Shareholders of the Company shall have no preemptive rights to acquire securities or rights to purchase securities of the Company.

 

 

 

Anti-Takeover Provisions

 

The Charter Documents and the MBCA contain certain provisions that may discourage an unsolicited takeover of the Company or make an unsolicited takeover of the Company more difficult. The following are some of the more significant anti-takeover provisions that are applicable to the Company:

 

Special Meetings of Shareholders; Shareholder Action by Unanimous Written Consent; and Advance Notice of Shareholder Business Proposals and Nominations

 

The By-Laws provide that special meetings of the shareholders shall be called by the Secretary at any time upon request of the Chairman, President, a Vice President, a majority of the Board of Directors, or upon request by shareholders holding ten percent (10%) or more of the capital stock entitled to vote.
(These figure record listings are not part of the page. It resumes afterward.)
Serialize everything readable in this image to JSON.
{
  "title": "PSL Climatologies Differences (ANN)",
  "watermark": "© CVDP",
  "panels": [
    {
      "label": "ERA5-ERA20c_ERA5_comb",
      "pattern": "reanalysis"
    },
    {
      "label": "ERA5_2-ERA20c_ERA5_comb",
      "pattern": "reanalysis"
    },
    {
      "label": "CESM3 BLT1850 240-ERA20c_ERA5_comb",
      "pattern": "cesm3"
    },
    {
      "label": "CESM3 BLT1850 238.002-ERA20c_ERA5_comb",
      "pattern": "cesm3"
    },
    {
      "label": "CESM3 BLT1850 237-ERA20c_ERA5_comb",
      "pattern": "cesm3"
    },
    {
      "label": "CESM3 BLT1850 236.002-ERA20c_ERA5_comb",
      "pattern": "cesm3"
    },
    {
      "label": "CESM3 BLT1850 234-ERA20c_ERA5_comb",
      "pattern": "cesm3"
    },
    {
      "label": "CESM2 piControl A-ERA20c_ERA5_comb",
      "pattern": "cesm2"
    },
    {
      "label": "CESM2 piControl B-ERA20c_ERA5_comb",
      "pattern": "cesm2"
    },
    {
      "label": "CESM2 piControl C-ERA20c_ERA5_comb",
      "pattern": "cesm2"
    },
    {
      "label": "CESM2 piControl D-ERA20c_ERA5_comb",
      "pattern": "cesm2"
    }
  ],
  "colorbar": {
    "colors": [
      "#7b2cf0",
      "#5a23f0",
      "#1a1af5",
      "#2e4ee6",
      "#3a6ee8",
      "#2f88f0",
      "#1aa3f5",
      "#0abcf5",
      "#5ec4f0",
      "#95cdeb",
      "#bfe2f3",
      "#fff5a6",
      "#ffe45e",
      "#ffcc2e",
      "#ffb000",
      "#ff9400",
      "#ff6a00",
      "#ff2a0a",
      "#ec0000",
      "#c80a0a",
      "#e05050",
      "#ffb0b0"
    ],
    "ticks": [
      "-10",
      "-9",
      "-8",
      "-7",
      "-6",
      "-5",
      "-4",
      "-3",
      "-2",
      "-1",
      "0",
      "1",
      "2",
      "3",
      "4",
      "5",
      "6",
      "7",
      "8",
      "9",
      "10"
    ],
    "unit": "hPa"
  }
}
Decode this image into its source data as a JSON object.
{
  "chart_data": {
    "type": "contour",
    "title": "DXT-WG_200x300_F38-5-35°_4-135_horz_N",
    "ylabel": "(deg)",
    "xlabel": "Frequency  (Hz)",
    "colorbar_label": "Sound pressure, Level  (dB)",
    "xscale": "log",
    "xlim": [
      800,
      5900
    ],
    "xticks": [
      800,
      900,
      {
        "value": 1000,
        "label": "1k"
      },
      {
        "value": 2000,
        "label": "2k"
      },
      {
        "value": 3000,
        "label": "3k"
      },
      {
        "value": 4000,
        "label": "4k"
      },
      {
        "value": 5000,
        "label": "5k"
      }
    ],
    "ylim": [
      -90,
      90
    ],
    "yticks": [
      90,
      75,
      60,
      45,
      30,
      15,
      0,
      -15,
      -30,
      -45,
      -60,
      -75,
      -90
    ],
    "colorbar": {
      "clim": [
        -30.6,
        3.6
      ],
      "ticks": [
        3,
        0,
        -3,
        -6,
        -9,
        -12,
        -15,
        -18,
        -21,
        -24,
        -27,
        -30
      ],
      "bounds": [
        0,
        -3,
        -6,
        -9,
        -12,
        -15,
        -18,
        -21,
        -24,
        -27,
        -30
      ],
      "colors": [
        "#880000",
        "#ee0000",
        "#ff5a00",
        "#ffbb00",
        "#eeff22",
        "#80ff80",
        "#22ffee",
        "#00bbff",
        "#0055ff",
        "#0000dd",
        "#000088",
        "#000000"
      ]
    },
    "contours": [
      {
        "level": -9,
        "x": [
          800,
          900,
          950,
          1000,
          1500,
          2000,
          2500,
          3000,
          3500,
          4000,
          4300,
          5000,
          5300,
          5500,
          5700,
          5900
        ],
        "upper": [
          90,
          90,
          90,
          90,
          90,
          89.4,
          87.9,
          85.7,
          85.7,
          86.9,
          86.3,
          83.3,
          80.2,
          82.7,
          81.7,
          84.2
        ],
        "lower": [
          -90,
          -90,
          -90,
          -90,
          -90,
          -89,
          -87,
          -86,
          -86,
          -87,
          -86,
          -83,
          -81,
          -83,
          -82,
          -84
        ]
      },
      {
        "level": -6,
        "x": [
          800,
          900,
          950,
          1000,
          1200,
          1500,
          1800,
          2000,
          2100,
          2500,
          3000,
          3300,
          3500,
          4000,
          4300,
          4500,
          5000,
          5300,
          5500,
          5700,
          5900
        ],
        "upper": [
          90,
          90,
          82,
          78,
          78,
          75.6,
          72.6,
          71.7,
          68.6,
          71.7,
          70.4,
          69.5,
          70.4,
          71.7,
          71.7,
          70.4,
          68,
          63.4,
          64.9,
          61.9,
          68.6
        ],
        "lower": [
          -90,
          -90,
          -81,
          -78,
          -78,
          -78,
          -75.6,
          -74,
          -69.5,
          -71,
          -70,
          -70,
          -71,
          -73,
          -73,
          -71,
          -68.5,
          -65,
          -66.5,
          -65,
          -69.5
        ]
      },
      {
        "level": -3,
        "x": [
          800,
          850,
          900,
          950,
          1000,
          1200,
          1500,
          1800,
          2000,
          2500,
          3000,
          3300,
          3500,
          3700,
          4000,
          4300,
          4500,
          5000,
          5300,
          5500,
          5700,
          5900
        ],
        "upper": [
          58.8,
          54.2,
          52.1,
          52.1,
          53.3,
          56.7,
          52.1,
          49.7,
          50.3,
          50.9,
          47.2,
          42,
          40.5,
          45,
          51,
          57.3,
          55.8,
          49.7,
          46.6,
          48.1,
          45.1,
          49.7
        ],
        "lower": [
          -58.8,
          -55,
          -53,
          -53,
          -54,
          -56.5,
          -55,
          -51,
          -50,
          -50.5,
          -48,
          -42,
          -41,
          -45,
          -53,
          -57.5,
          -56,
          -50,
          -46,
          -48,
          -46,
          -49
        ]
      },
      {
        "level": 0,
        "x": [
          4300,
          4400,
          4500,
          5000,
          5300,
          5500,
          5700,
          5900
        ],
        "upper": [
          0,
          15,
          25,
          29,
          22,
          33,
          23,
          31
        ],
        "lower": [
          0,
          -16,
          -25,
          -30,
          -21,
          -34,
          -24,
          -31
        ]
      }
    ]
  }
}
Section 302A.441 of the MBCA also provides that action may be taken by shareholders without a meeting only by unanimous written consent. The By-Laws provide an advance written notice procedure with respect to shareholder proposals of business. Shareholders at an annual meeting are able to consider only the proposals specified in the notice of meeting or otherwise brought before the meeting by or at the direction of the Board or by a shareholder that has delivered timely written notice in proper form to the Company’s Secretary of the business to be brought before the meeting.

 

Control Share Provision

 

Section 302A.671 of the MBCA applies, with certain exceptions, to any acquisition of the Company’s voting stock (from a person other than the Company and other than in connection with certain mergers and exchanges to which the Company is a party) resulting in the acquiring person owning 20% or more of its voting stock then outstanding. Section 302A.671 requires approval of any such acquisitions by a majority vote of the Company’s shareholders prior to consummation. In general, shares acquired in the absence of such approval are denied voting rights and are redeemable at their then fair market value by the Company within thirty days after the acquiring person has failed to give a timely information statement to the Company or the date the shareholders voted not to grant voting rights to the acquiring person’s shares.

 

Business Combination Provision

 

Section 302A.673 of the MBCA generally prohibits the Company or any of its subsidiaries from entering into any transaction with a shareholder under which the shareholder purchases 10% or more of the Company’s voting shares (an “interested shareholder”) within four years following the date the person became an interested shareholder, unless the transaction is approved by a committee of all of the disinterested members of the Board serving before the interested shareholder acquires the shares.

 

Takeover Offer; Fair Price 

 

Under Section 302A.675 of the MBCA, an offeror may not acquire shares of a publicly held corporation within two years following the last purchase of shares pursuant to a takeover offer with respect to that class, including acquisitions made by purchase, exchange, merger, consolidation, partial or complete liquidation, redemption, reverse stock split, recapitalization, reorganization, or any other similar transaction, unless (i) the acquisition is approved by a committee of the Board’s disinterested directors before the purchase of any shares by the offeror pursuant to the earlier takeover offer, or (ii) shareholders are afforded, at the time of the proposed acquisition, a reasonable opportunity to dispose of the shares to the offeror upon substantially equivalent terms as those provided in the earlier takeover offer.

 

Greenmail Restrictions 

 

Under Section 302A.553 of the MBCA, a corporation is prohibited from buying shares at an above-market price from a greater than 5% shareholder who has held the shares for less than two years unless (i) the purchase is approved by holders of a majority of the outstanding shares entitled to vote or (ii) the corporation makes an equal or better offer to all shareholders for all other shares of that class or series and any other class or series into which they may be converted.